Mr Johnson told a Downing Street press conference on Wednesday: “The rate-limiting factor at the moment, as they say, is supply not distribution.”
The UK’s four chief medical officers wrote to doctors on New Year’s Eve, claiming “vaccine shortage is a reality that cannot be wished away” and justifying a new vaccination regime that has prompted the cancellation of hundreds of thousands of jabs.
In a separate statement, the joint committee on vaccination and immunisation (JCVI), which advises the Department of Health, said: “The rate of vaccine delivery in the UK is currently limited by vaccine supply rather than by workforce capacity.”
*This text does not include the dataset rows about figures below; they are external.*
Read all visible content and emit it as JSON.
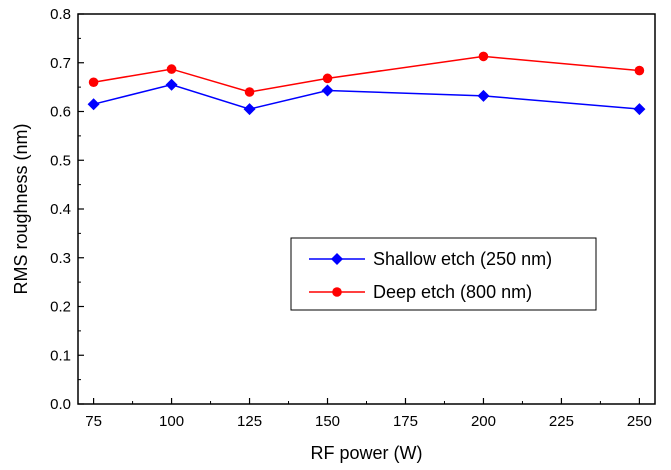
{
  "chart_data": {
    "type": "line",
    "xlabel": "RF power (W)",
    "ylabel": "RMS roughness (nm)",
    "xlim": [
      70,
      255
    ],
    "ylim": [
      0.0,
      0.8
    ],
    "xticks": [
      75,
      100,
      125,
      150,
      175,
      200,
      225,
      250
    ],
    "yticks": [
      0.0,
      0.1,
      0.2,
      0.3,
      0.4,
      0.5,
      0.6,
      0.7,
      0.8
    ],
    "ytick_labels": [
      "0.0",
      "0.1",
      "0.2",
      "0.3",
      "0.4",
      "0.5",
      "0.6",
      "0.7",
      "0.8"
    ],
    "grid": false,
    "legend_position": "lower-right",
    "series": [
      {
        "name": "Shallow etch (250 nm)",
        "color": "#0000ff",
        "marker": "diamond",
        "x": [
          75,
          100,
          125,
          150,
          200,
          250
        ],
        "y": [
          0.615,
          0.655,
          0.605,
          0.643,
          0.632,
          0.605
        ]
      },
      {
        "name": "Deep etch (800 nm)",
        "color": "#ff0000",
        "marker": "circle",
        "x": [
          75,
          100,
          125,
          150,
          200,
          250
        ],
        "y": [
          0.66,
          0.687,
          0.64,
          0.668,
          0.713,
          0.684
        ]
      }
    ]
  }
}
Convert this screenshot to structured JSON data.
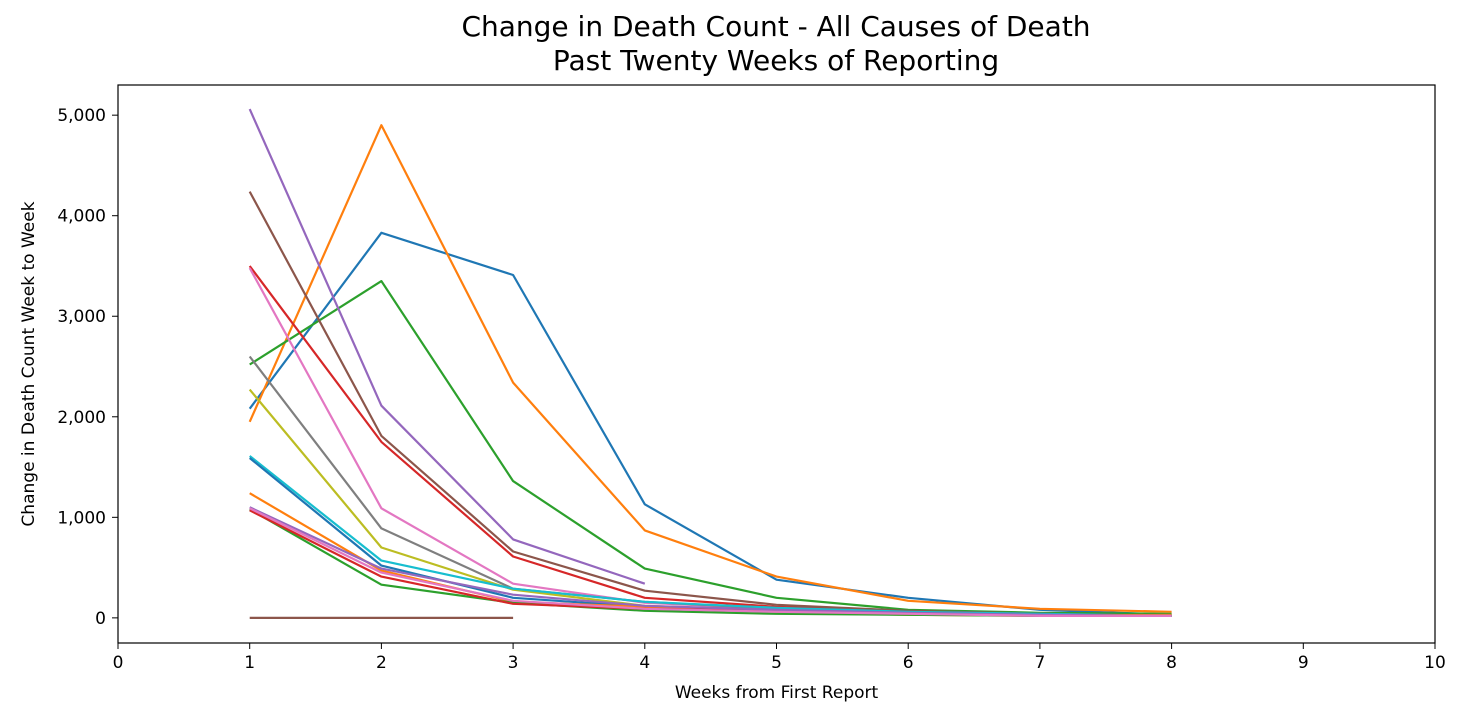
{
  "chart_data": {
    "type": "line",
    "title": "Change in Death Count - All Causes of Death",
    "subtitle": "Past Twenty Weeks of Reporting",
    "xlabel": "Weeks from First Report",
    "ylabel": "Change in Death Count Week to Week",
    "xlim": [
      0,
      10
    ],
    "ylim": [
      -250,
      5300
    ],
    "x_ticks": [
      0,
      1,
      2,
      3,
      4,
      5,
      6,
      7,
      8,
      9,
      10
    ],
    "y_ticks": [
      0,
      1000,
      2000,
      3000,
      4000,
      5000
    ],
    "y_tick_labels": [
      "0",
      "1,000",
      "2,000",
      "3,000",
      "4,000",
      "5,000"
    ],
    "grid": false,
    "series": [
      {
        "color": "#1f77b4",
        "x": [
          1,
          2,
          3,
          4,
          5,
          6,
          7,
          8
        ],
        "values": [
          2080,
          3830,
          3410,
          1130,
          380,
          200,
          80,
          30
        ]
      },
      {
        "color": "#ff7f0e",
        "x": [
          1,
          2,
          3,
          4,
          5,
          6,
          7,
          8
        ],
        "values": [
          1950,
          4900,
          2340,
          870,
          410,
          170,
          90,
          60
        ]
      },
      {
        "color": "#2ca02c",
        "x": [
          1,
          2,
          3,
          4,
          5,
          6,
          7,
          8
        ],
        "values": [
          2520,
          3350,
          1360,
          490,
          200,
          80,
          50,
          40
        ]
      },
      {
        "color": "#d62728",
        "x": [
          1,
          2,
          3,
          4,
          5,
          6,
          7,
          8
        ],
        "values": [
          3500,
          1750,
          610,
          200,
          110,
          60,
          40,
          20
        ]
      },
      {
        "color": "#9467bd",
        "x": [
          1,
          2,
          3,
          4
        ],
        "values": [
          5060,
          2110,
          780,
          340
        ]
      },
      {
        "color": "#8c564b",
        "x": [
          1,
          2,
          3,
          4,
          5,
          6,
          7,
          8
        ],
        "values": [
          4240,
          1810,
          660,
          270,
          130,
          70,
          40,
          20
        ]
      },
      {
        "color": "#e377c2",
        "x": [
          1,
          2,
          3,
          4,
          5,
          6,
          7,
          8
        ],
        "values": [
          3480,
          1090,
          340,
          150,
          90,
          50,
          30,
          20
        ]
      },
      {
        "color": "#7f7f7f",
        "x": [
          1,
          2,
          3,
          4,
          5,
          6,
          7,
          8
        ],
        "values": [
          2600,
          890,
          290,
          160,
          90,
          50,
          30,
          20
        ]
      },
      {
        "color": "#bcbd22",
        "x": [
          1,
          2,
          3,
          4,
          5,
          6,
          7,
          8
        ],
        "values": [
          2270,
          700,
          280,
          120,
          70,
          40,
          30,
          20
        ]
      },
      {
        "color": "#17becf",
        "x": [
          1,
          2,
          3,
          4,
          5,
          6,
          7,
          8
        ],
        "values": [
          1610,
          570,
          290,
          160,
          100,
          60,
          40,
          20
        ]
      },
      {
        "color": "#1f77b4",
        "x": [
          1,
          2,
          3,
          4,
          5,
          6,
          7,
          8
        ],
        "values": [
          1590,
          520,
          200,
          110,
          70,
          40,
          30,
          20
        ]
      },
      {
        "color": "#ff7f0e",
        "x": [
          1,
          2,
          3,
          4,
          5,
          6,
          7,
          8
        ],
        "values": [
          1240,
          470,
          160,
          110,
          60,
          30,
          20,
          30
        ]
      },
      {
        "color": "#2ca02c",
        "x": [
          1,
          2,
          3,
          4,
          5,
          6,
          7,
          8
        ],
        "values": [
          1080,
          330,
          150,
          70,
          40,
          30,
          20,
          20
        ]
      },
      {
        "color": "#d62728",
        "x": [
          1,
          2,
          3,
          4,
          5
        ],
        "values": [
          1070,
          410,
          140,
          90,
          70
        ]
      },
      {
        "color": "#9467bd",
        "x": [
          1,
          2,
          3,
          4,
          5,
          6,
          7,
          8
        ],
        "values": [
          1100,
          490,
          230,
          120,
          80,
          50,
          30,
          20
        ]
      },
      {
        "color": "#8c564b",
        "x": [
          1,
          2,
          3
        ],
        "values": [
          0,
          0,
          0
        ]
      },
      {
        "color": "#e377c2",
        "x": [
          1,
          2,
          3,
          4,
          5,
          6,
          7,
          8
        ],
        "values": [
          1090,
          450,
          170,
          90,
          60,
          40,
          20,
          20
        ]
      }
    ]
  }
}
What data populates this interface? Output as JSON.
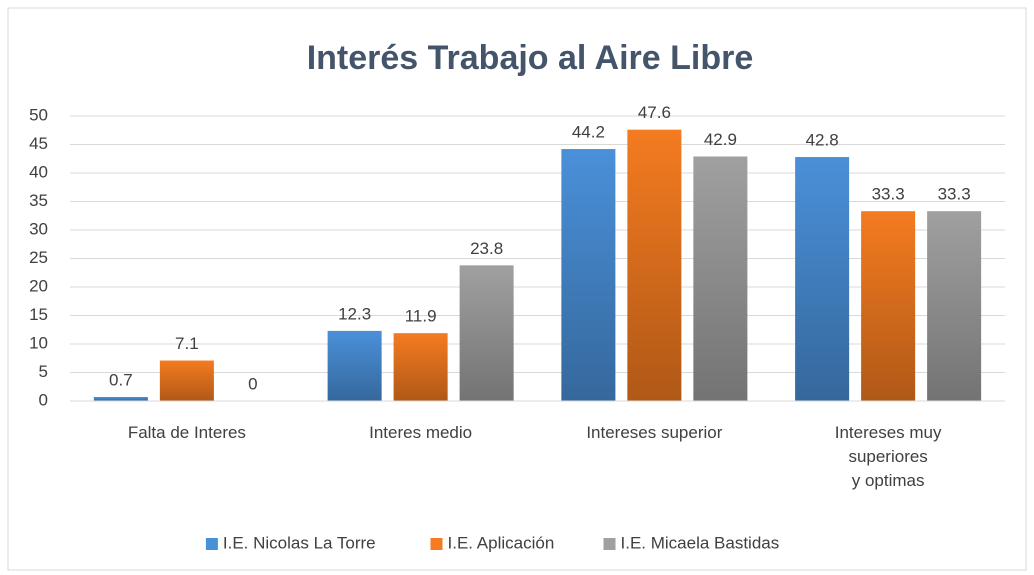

NHS England also does not recognise a problem with vaccine supply, but starting the vaccination programme from scratch has limited its distribution to 250,000 jabs a week. In total, just over a million people had been vaccinated in the UK.
A Whitehall source said the NHS had “never said it could deliver two million vaccinations a week from the start” and that supply was not an issue. The source said starting the roll-out from scratch would take time.
On Friday, Jonathan Ashworth, Labour’s shadow health secretary, accused ministers of failing to put in place a proper rollout plan, saying: “Ministers have had months to prepare for this, and with the dangerous variation in the virus speeding up the spread it’s vital we start doing two million jabs a week now.
“Companies say they can make the doses available, so no more excuses – ministers need to get these life-saving injections rolled out ASAP.”